If you don’t want the military to become a partisan football, then, don’t turn the military into a partisan football.
American society has changed a lot, and the military has changed with it. Sometimes changes happened first in the military and then society followed, such as the racial desegregation of the force. Sometimes, society changes first. At a time that everything is so polarized, however, and foreign threats are greater than ever since the Cold War, it is prudent for the military to stay above the culture war, letting the society resolve its differences first before the military adjusts in whichever direction.

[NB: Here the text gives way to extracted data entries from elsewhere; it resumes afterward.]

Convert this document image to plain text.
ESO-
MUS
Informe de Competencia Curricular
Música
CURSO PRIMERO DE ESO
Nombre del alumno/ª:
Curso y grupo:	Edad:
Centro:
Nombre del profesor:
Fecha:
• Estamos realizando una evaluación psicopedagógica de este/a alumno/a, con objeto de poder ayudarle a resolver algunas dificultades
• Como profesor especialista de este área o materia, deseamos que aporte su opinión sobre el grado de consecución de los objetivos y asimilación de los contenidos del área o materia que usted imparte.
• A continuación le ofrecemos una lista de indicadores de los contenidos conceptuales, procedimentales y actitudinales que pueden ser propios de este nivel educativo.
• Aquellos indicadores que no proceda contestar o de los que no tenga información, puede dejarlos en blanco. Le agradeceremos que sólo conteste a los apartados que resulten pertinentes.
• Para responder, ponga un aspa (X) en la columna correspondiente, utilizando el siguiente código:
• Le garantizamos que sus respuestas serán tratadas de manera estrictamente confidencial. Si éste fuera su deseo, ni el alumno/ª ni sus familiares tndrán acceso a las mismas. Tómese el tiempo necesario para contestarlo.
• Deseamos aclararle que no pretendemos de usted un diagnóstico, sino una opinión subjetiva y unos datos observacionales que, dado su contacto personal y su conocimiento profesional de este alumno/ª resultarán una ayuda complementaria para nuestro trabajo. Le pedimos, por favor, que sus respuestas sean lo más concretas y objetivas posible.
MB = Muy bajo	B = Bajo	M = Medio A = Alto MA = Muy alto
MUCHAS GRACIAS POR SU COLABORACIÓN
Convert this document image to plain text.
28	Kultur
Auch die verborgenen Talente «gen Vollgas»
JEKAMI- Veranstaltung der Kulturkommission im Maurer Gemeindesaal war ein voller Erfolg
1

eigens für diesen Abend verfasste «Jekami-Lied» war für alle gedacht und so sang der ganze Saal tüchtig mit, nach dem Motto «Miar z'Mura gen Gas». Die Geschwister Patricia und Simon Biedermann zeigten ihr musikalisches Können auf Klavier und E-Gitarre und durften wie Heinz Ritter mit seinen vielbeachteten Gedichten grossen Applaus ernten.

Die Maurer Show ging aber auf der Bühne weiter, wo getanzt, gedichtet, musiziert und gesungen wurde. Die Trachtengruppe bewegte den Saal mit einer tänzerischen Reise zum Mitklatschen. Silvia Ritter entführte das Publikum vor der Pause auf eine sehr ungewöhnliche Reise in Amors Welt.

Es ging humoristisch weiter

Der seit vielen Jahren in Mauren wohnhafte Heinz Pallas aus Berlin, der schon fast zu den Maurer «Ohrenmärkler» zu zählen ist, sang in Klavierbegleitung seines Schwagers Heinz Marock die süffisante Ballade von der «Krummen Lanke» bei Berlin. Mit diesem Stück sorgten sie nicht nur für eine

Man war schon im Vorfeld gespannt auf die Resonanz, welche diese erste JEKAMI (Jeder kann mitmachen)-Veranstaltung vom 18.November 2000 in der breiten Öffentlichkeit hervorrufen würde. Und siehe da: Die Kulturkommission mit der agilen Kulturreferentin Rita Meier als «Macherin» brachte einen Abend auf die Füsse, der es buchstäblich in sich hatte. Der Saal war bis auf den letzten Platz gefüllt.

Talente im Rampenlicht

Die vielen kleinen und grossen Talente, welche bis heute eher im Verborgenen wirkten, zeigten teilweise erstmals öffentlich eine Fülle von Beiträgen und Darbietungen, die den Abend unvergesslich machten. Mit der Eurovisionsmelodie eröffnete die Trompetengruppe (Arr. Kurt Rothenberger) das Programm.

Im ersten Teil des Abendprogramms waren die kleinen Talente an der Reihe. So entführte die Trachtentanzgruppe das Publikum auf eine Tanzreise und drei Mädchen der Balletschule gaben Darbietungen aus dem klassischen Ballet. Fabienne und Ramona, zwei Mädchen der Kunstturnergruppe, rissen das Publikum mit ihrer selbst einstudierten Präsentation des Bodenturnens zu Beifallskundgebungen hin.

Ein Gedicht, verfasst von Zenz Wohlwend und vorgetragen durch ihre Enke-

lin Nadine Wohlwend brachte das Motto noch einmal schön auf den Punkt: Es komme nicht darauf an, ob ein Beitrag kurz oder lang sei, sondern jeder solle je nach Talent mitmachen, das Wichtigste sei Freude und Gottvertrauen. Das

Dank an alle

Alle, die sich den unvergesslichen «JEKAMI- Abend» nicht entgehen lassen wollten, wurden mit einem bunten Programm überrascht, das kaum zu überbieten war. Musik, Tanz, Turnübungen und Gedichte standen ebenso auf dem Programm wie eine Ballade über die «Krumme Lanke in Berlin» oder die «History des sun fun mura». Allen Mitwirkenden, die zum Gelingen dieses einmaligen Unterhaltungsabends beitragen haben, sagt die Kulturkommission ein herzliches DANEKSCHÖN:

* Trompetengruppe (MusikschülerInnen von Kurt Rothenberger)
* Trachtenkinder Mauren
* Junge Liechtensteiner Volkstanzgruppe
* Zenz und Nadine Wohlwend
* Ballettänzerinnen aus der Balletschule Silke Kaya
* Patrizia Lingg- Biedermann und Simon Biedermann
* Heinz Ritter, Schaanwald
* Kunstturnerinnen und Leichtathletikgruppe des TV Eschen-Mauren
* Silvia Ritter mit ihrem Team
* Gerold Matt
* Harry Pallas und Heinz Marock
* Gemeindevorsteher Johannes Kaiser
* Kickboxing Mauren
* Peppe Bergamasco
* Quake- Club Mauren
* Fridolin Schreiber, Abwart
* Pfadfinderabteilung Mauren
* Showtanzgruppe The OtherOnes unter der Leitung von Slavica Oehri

Meanwhile, Biden and the Democrats cannot impose ideological change on the force and complain when Republicans push back.
As an officer told me last week, Americans will look at this episode in two ways. They either see Tuberville’s holdout and think “man that sucks, but he’s got a point,” or they think “that selfish guy is grandstanding.” He added, “either way, you see the U.S. military shackled because of the legislative branch’s inability to put emotion aside and do their jobs.” In other words, while Americans and their political leaders had carved out a special place for the military outside of partisan politics, the armed forces have finally arrived where the rest of our institutions have finally caught up with the politics of our time.